Acara dilanjutkan dengan presentasi dari berbagai yayasan yang tersebar di seluruh nusantara dimulai pada pukul 13.00 WIB. Dalam acara tersebut, Ustad Husein Shahab mewakili Dana Mustadzafin menyampaikan presentasi kepada para peserta. Peserta Silatnas V puas dengan penjelasan Ust Husein Shahab, bahkan mengapresiasi Yayasan Dana Mustadhafn yang berfungsi menangani dana khumus bagai para pengikut Ahlulbait.
“Alhamdulillah, khumus sudah dikelola oleh sebuah lembaga. Yang lebih menariknya, dana itu dikelola secara transparan dan dipertanggungjawab di depan publik, ” jelas salah seorang peserta Silatnas.
Selanjutnya, Yayasan Jausan yang berpusat di Malang, mempresentasikan kegiatan-kegiatan sosialnya. Lembaga itu memperlihatkan aktivitas para anggota yayasan dalam membantu korban bencana di nusantara dan kegiatan-kegiatan sosial lainnya. Dengan demikian Ahlulbait kini sudah mempunyai lembaga sosial yang aktif di bidang kemanusiaan dan sosial.
Voice of Palestina yang akrab dengan singkatan VOP juga mempresentasikan kegiatan-kegiatan Peduli Palestina. Mujtahid Hashim sebagai pimpinan VOP menyinggung demo Al-Quds yang diperingati setiap tahun di hari Jumat terakhir pada bulan Ramadhan. Palestina yang hingga kini ditindas Rezim Zionis Israel, harus menjadi pusat perhatian umat Islam, khususnya para pengikut Ahlulbait.
Kemudian acara dilanjutkan dengan sidang komisi. Komisi dibagi menjadi dua.

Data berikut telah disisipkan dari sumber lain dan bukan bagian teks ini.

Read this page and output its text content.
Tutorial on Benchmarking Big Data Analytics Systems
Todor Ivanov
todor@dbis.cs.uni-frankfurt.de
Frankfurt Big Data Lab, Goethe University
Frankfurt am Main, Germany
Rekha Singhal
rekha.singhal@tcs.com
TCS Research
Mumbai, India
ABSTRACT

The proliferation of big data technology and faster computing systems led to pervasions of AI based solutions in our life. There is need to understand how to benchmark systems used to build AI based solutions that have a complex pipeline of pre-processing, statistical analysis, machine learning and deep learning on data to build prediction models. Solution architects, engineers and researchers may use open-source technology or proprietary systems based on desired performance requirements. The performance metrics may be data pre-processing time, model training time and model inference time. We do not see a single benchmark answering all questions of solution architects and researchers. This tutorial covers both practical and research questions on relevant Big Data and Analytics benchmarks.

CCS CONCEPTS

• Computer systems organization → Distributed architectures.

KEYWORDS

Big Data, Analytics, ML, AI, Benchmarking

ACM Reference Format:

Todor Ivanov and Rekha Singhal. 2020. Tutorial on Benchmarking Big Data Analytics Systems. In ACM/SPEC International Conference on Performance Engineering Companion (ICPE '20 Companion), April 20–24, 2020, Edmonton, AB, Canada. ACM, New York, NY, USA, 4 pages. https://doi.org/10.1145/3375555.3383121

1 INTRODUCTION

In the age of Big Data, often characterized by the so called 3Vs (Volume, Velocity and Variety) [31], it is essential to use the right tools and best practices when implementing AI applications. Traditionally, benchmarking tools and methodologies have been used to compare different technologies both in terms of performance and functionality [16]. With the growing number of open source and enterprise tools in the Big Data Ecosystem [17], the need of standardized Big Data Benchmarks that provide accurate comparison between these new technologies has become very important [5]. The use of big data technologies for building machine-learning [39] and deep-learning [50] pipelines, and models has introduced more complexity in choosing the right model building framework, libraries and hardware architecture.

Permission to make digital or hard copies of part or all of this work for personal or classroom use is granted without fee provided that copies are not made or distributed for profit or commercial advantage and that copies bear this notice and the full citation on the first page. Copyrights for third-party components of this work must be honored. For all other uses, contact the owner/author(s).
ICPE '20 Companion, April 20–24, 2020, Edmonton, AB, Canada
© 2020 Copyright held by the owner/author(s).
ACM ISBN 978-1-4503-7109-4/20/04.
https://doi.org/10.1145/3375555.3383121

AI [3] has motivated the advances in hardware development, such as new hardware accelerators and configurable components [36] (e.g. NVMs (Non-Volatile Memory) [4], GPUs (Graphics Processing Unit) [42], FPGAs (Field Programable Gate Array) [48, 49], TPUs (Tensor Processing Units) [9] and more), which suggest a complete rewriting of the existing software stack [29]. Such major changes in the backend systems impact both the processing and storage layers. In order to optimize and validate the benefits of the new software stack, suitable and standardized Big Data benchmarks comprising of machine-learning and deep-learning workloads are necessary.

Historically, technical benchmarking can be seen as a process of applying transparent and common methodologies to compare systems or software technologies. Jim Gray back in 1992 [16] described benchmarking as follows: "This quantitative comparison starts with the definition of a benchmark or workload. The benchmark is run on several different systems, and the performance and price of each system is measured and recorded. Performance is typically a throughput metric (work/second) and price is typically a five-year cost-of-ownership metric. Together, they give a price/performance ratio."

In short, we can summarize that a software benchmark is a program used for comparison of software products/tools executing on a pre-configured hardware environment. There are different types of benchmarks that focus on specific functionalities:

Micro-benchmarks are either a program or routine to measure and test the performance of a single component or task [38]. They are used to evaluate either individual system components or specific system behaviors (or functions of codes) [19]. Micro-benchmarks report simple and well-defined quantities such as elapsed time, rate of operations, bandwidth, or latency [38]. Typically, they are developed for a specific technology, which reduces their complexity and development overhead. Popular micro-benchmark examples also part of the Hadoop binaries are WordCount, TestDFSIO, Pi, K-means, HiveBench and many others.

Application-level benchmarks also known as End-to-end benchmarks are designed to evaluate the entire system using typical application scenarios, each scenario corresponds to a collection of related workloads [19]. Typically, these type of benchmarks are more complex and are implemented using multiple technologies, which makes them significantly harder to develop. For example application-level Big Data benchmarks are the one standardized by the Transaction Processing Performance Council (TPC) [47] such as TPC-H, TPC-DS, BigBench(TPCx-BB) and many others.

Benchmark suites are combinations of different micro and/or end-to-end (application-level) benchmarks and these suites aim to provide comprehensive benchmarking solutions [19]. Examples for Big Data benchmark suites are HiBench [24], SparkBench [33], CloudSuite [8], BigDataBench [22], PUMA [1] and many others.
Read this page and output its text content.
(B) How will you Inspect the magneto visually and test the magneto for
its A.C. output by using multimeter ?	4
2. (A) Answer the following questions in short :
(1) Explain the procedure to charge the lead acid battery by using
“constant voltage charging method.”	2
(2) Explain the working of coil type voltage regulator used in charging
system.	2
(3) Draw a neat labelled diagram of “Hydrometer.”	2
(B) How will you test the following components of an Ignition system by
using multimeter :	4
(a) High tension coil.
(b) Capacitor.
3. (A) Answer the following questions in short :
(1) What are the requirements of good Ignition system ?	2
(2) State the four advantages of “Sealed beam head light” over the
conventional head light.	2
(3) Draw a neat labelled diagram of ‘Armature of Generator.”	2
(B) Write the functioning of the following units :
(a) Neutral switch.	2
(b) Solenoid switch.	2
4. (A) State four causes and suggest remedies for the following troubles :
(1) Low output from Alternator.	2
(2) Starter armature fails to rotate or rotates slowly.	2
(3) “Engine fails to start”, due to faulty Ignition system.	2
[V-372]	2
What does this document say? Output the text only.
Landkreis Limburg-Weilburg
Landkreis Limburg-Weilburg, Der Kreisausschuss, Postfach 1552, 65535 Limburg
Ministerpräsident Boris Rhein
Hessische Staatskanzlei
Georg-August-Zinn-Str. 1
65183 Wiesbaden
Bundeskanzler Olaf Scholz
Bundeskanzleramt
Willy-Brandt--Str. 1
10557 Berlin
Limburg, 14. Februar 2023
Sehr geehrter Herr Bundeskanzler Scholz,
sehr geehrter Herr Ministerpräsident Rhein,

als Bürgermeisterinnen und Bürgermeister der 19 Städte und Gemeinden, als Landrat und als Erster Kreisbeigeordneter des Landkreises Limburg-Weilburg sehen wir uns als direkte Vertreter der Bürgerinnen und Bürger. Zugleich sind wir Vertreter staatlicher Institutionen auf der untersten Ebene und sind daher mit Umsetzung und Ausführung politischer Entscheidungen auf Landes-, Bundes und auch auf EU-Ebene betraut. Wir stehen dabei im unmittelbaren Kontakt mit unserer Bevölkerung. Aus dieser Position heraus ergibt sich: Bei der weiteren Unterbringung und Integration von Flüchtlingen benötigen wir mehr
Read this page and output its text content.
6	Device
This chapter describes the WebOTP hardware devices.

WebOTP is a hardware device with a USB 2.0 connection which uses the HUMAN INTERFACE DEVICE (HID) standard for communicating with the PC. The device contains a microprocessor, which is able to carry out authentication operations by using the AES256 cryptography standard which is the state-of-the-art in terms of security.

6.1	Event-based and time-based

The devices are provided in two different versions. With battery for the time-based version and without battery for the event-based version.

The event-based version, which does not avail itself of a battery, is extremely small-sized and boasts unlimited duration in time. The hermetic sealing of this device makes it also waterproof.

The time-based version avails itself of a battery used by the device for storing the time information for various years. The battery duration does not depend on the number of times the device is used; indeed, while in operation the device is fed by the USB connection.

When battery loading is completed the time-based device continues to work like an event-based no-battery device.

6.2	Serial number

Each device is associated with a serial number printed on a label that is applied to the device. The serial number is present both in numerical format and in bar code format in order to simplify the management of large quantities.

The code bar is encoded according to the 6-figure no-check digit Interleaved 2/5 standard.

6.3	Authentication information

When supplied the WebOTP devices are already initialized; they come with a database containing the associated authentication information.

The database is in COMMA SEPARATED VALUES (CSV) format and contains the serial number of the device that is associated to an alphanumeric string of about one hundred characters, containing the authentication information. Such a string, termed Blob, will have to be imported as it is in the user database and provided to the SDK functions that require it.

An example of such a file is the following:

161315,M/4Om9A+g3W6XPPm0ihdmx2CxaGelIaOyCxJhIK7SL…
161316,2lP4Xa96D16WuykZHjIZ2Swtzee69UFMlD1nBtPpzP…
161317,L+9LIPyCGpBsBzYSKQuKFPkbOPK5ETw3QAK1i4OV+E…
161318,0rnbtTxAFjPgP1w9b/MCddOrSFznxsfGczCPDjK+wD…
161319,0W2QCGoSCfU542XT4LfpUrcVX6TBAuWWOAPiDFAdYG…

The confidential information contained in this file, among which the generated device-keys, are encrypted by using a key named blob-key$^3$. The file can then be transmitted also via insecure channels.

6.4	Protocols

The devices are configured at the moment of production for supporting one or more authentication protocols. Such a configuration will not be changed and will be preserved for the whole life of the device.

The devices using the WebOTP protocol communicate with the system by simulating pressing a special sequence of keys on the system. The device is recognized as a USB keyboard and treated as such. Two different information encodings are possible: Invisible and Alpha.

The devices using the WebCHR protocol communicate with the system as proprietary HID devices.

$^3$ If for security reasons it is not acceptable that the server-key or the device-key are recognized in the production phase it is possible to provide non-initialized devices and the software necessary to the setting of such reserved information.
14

Komisi A yang membahas mengenai rencana pembentukan Ormas dan komisi B yang diberi tugas membahas program kemasyarakatan Ahlulbait.
Semula di komisi A sempat mengalami deadlock ketika beberapa peserta sidang menyampaikan pandangannya apakah perlu dibentuk ormas atau tidak, bahkan hingga nama ormas yang diusulkan pun sedikit alot.
Sidang Komisi A berlanjut hingga membentuk rapat pleno yang membagi Jamaah Ahlulbait yang tersebar diseluruh pelosok Nusantara menjadi 9 wilayah. Wilayah Jatim, Jateng, Jabar, DKI & Banten, Sumatera, Kalimantan, Sulawesi, Maluku & Papua, serta Bali, Lombok & NTT.